Re-thinking the office in 2021 and beyond
Image: 386 Park offices | Workdesign Magazine
The pandemic is changing how employers think about workplace design and how workers interact with colleagues. Over the last decade more businesses have moved towards open plan, collaborative spaces. Now many are looking back to enclosed offices and cubicles.
What the future of the workplace looks like is going to evolve over the coming months and years. Here are three themes that we’re following with interest.
What is the purpose of the office of the future?
Pre-pandemic, remote working was on the rise. Some companies embraced it while others resisted, wary of the impact it could have on culture and productivity. Now that many more businesses have had the opportunity to try remote working, is the office becoming redundant?
“Flexible working is nothing new”, said Raconteur in a recent article. “A survey of 229 organisations by US research firm Gartner found 30 per cent of employees were already working from home at least some of the time before COVID-19 struck. Since the pandemic began, that number has jumped as high as 80 per cent.”
The chairman of workplace strategy experts, Corporate Culture, said in the article that emerging trends have been accelerated due to the pandemic. He believes this presents an opportunity for companies to reinvent the workplace in a “work-from-home world”.
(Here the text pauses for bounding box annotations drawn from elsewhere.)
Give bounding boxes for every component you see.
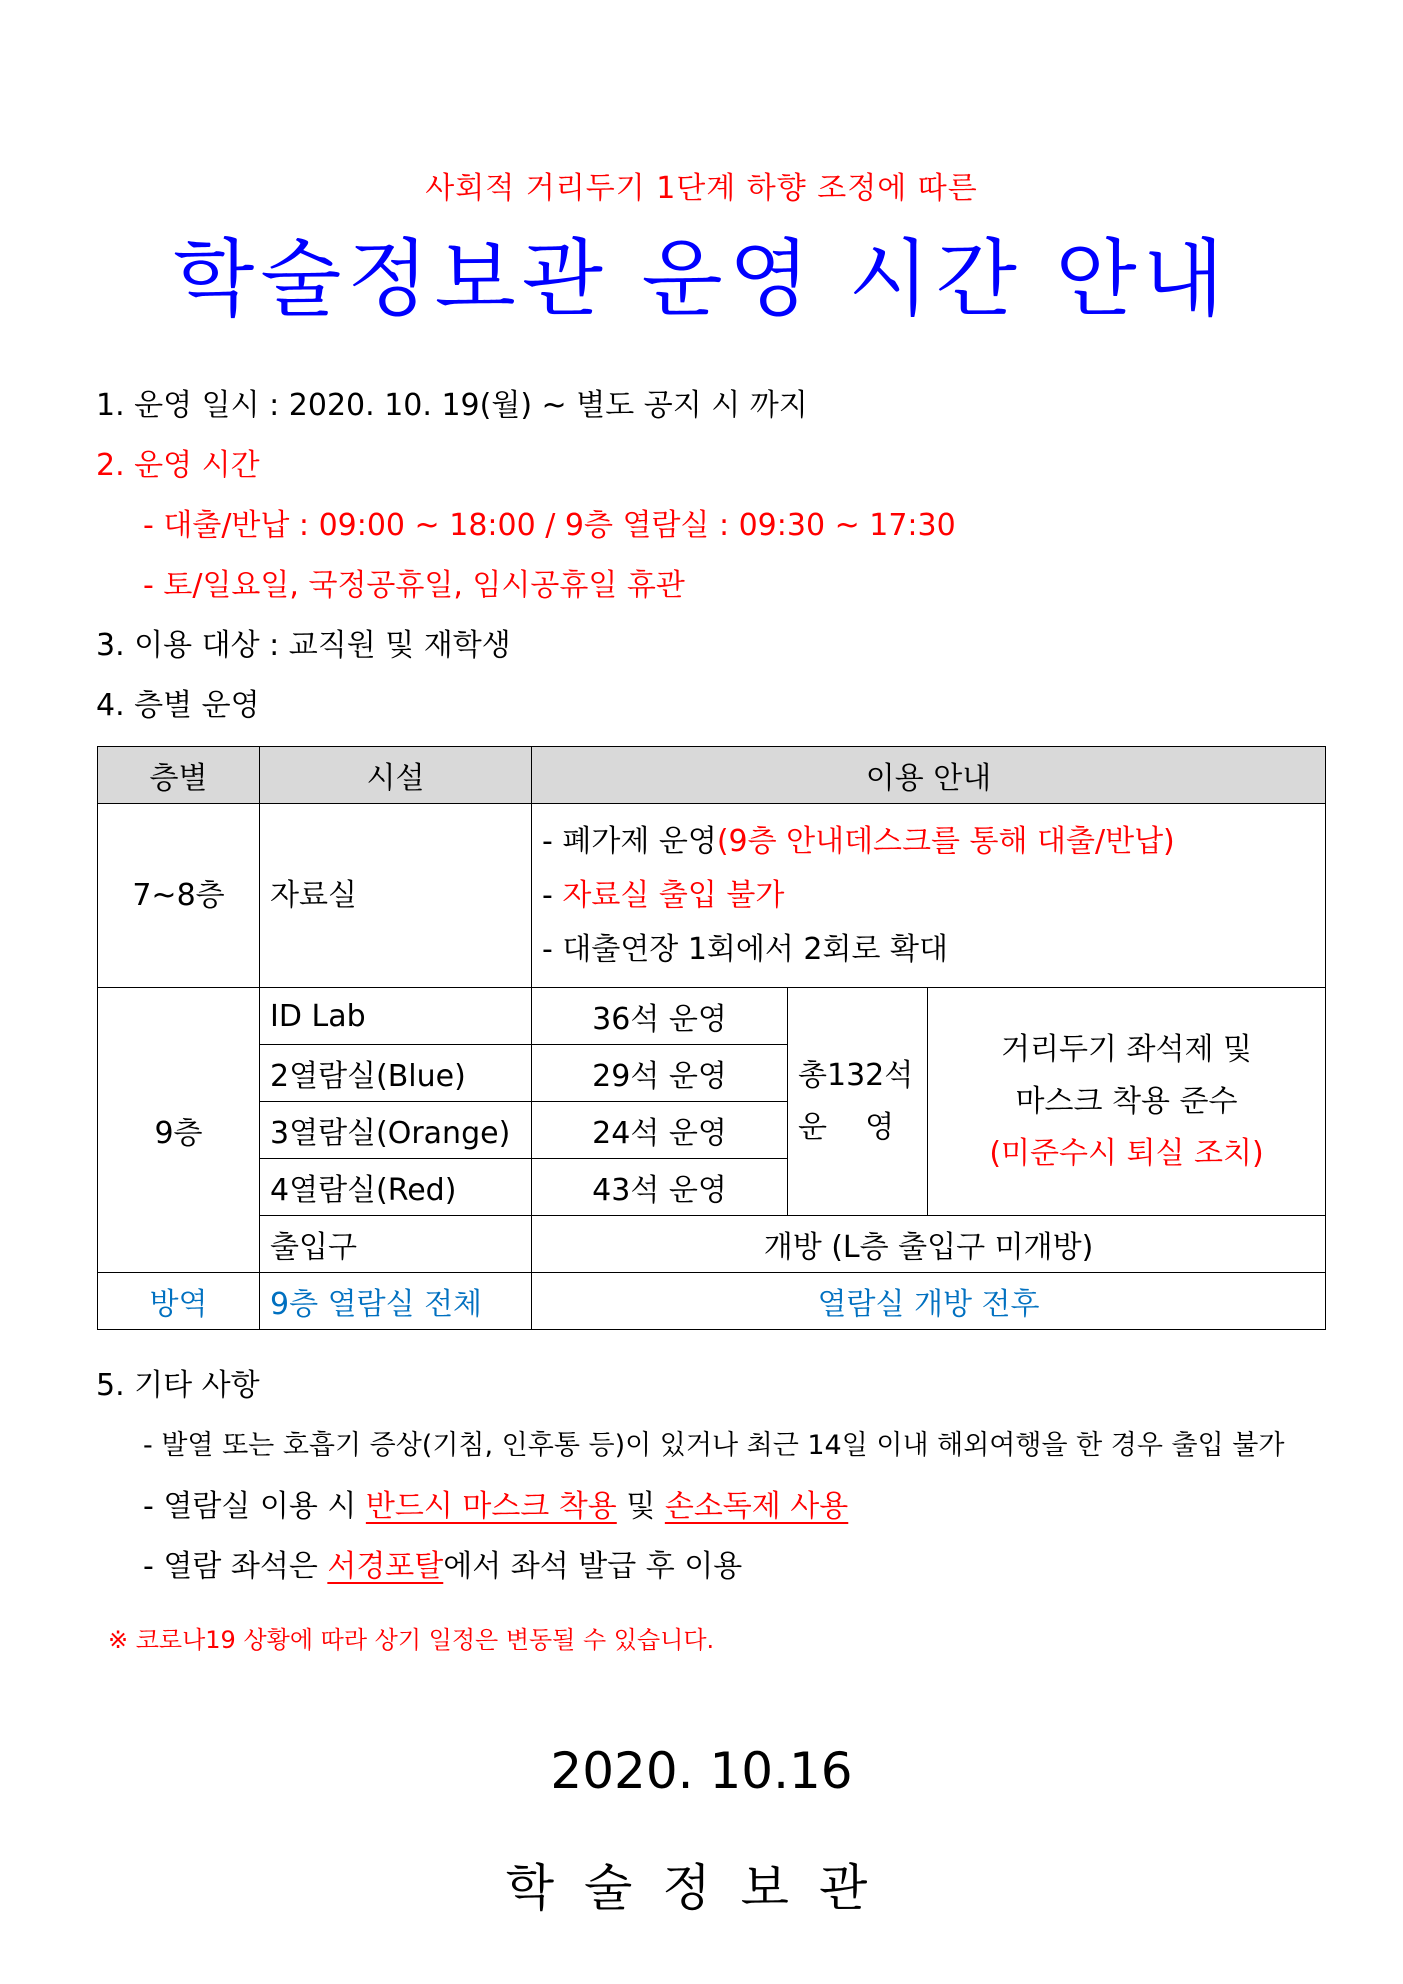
room-name: 4열람실(Red) [260, 1159, 532, 1216]
section-3: 3. 이용 대상 : 교직원 및 재학생 [96, 628, 511, 663]
info-line: - 폐가제 운영 [542, 823, 717, 859]
section-5: 5. 기타 사항 [96, 1368, 260, 1403]
entrance: 출입구 [260, 1216, 532, 1273]
info-line: - [542, 877, 563, 913]
text: 에서 좌석 발급 후 이용 [443, 1549, 743, 1584]
seat-rules: 거리두기 좌석제 및 마스크 착용 준수 (미준수시 퇴실 조치) [928, 988, 1326, 1216]
table-row [98, 988, 1326, 1045]
section-4: 4. 층별 운영 [96, 688, 260, 723]
etc-item-3 [143, 1541, 742, 1585]
emphasis: 반드시 마스크 착용 [365, 1489, 617, 1524]
section-1: 1. 운영 일시 : 2020. 10. 19(월) ~ 별도 공지 시 까지 [96, 388, 808, 423]
total-seats: 총132석 운 영 [788, 988, 928, 1216]
header-floor: 층별 [98, 747, 260, 804]
floor-cell: 7~8층 [98, 804, 260, 988]
room-name: ID Lab [260, 988, 532, 1045]
section-2-closed: - 토/일요일, 국정공휴일, 임시공휴일 휴관 [143, 568, 685, 603]
table-row [98, 1216, 1326, 1273]
entrance-info: 개방 (L층 출입구 미개방) [532, 1216, 1326, 1273]
text: - 열람실 이용 시 [143, 1489, 366, 1524]
header-info: 이용 안내 [532, 747, 1326, 804]
info-cell [532, 804, 1326, 988]
room-name: 2열람실(Blue) [260, 1045, 532, 1102]
info-line-red: (9층 안내데스크를 통해 대출/반납) [716, 823, 1175, 859]
facility-cell: 자료실 [260, 804, 532, 988]
room-seats: 43석 운영 [532, 1159, 788, 1216]
floor-cell: 9층 [98, 988, 260, 1273]
info-line-red: 자료실 출입 불가 [562, 877, 785, 913]
info-line: - 대출연장 1회에서 2회로 확대 [542, 931, 948, 967]
section-2: 2. 운영 시간 [96, 448, 260, 483]
text: 및 [616, 1489, 665, 1524]
date: 2020. 10.16 [550, 1742, 853, 1800]
header-facility: 시설 [260, 747, 532, 804]
table-row [98, 804, 1326, 988]
section-2-hours: - 대출/반납 : 09:00 ~ 18:00 / 9층 열람실 : 09:30 ~ 17:30 [143, 508, 956, 543]
organization: 학술정보관 [505, 1859, 898, 1917]
notice: ※ 코로나19 상황에 따라 상기 일정은 변동될 수 있습니다. [108, 1626, 715, 1654]
portal-link[interactable]: 서경포탈 [327, 1549, 444, 1584]
quarantine-time: 열람실 개방 전후 [532, 1273, 1326, 1330]
subtitle: 사회적 거리두기 1단계 하향 조정에 따른 [425, 171, 978, 206]
etc-item-2 [143, 1481, 848, 1525]
table-row [98, 1273, 1326, 1330]
text: - 열람 좌석은 [143, 1549, 328, 1584]
page-title: 학술정보관 운영 시간 안내 [173, 230, 1230, 328]
quarantine-scope: 9층 열람실 전체 [260, 1273, 532, 1330]
etc-item-1: - 발열 또는 호흡기 증상(기침, 인후통 등)이 있거나 최근 14일 이내 해외여행을 한 경우 출입 불가 [143, 1430, 1285, 1461]
room-seats: 36석 운영 [532, 988, 788, 1045]
room-seats: 29석 운영 [532, 1045, 788, 1102]
emphasis: 손소독제 사용 [664, 1489, 849, 1524]
room-seats: 24석 운영 [532, 1102, 788, 1159]
floor-table [97, 746, 1326, 1330]
table-header [98, 747, 1326, 804]
quarantine: 방역 [98, 1273, 260, 1330]
room-name: 3열람실(Orange) [260, 1102, 532, 1159]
“The key question is what is the workplace for?” he said. “There’s a massive new opportunity for interior designers and architects, not just for the design of office spaces, but for the design of entire communities, neighbourhoods and cities.”
The office as a “third space” was an interesting point made in this article. Raconteur likens the future office to a hotel lobby with fixed desks done away with almost entirely. The office could become “a place where employees meet, socialise and seek out the sort of spontaneous interactions video meetings don’t allow for”.
Is the future a hybrid of flexible and fixed working spaces?
Bloomberg suggests that the ‘pandemic should be WeWork’s moment’. Whether it’s WeWork or another brand of flexible working space, companies are looking at offices that can be flexed according to its needs.
Bloomberg wrote: “WeWork has appeal in a world where companies and workers are looking for hybrid or flexible models. Early in the pandemic, Facebook Inc. CEO Mark Zuckerberg said that as many as half of his company’s workers could be remote in five to ten years. More recently, after six months of tech employees working remotely, Netflix Inc. CEO Reed Hastings said remote work has been a “pure negative” and wants workers back in the office as soon as possible.”
However companies decide to configure their spaces it’s likely they will combine the best of home working with flexible office space.
A holistic approach to wellness in the workplace
There’s no doubt that employers are hyper-focused on the wellbeing of their employees due to the current crisis. But how much of what they implement now will still exist in one- or two-years’ time?
Hygienic workspaces will be one of the key drivers in workplace design, writes Raconteur. The office may in time become contactless with voice recognition for opening doors and apps for dispensing coffee or water.
2021 and beyond
The thinking over the past decade has focused on versatility. Spaces that can be configured to create multiple areas for collaborative working, quiet reflection, and serendipitous meeting opportunities.
This approach has been met with both support and criticism. Debates and research have shifted between open space offices being better for creative thinking and productivity, and them being noisy and disruptive with a negative impact on employee wellbeing.
Businesses and employees have been forced to adopt new ways of working fast, but this has perhaps also made many realise that there are different and more productive ways of working. In the future, employers have the opportunity to combine the best of all approaches.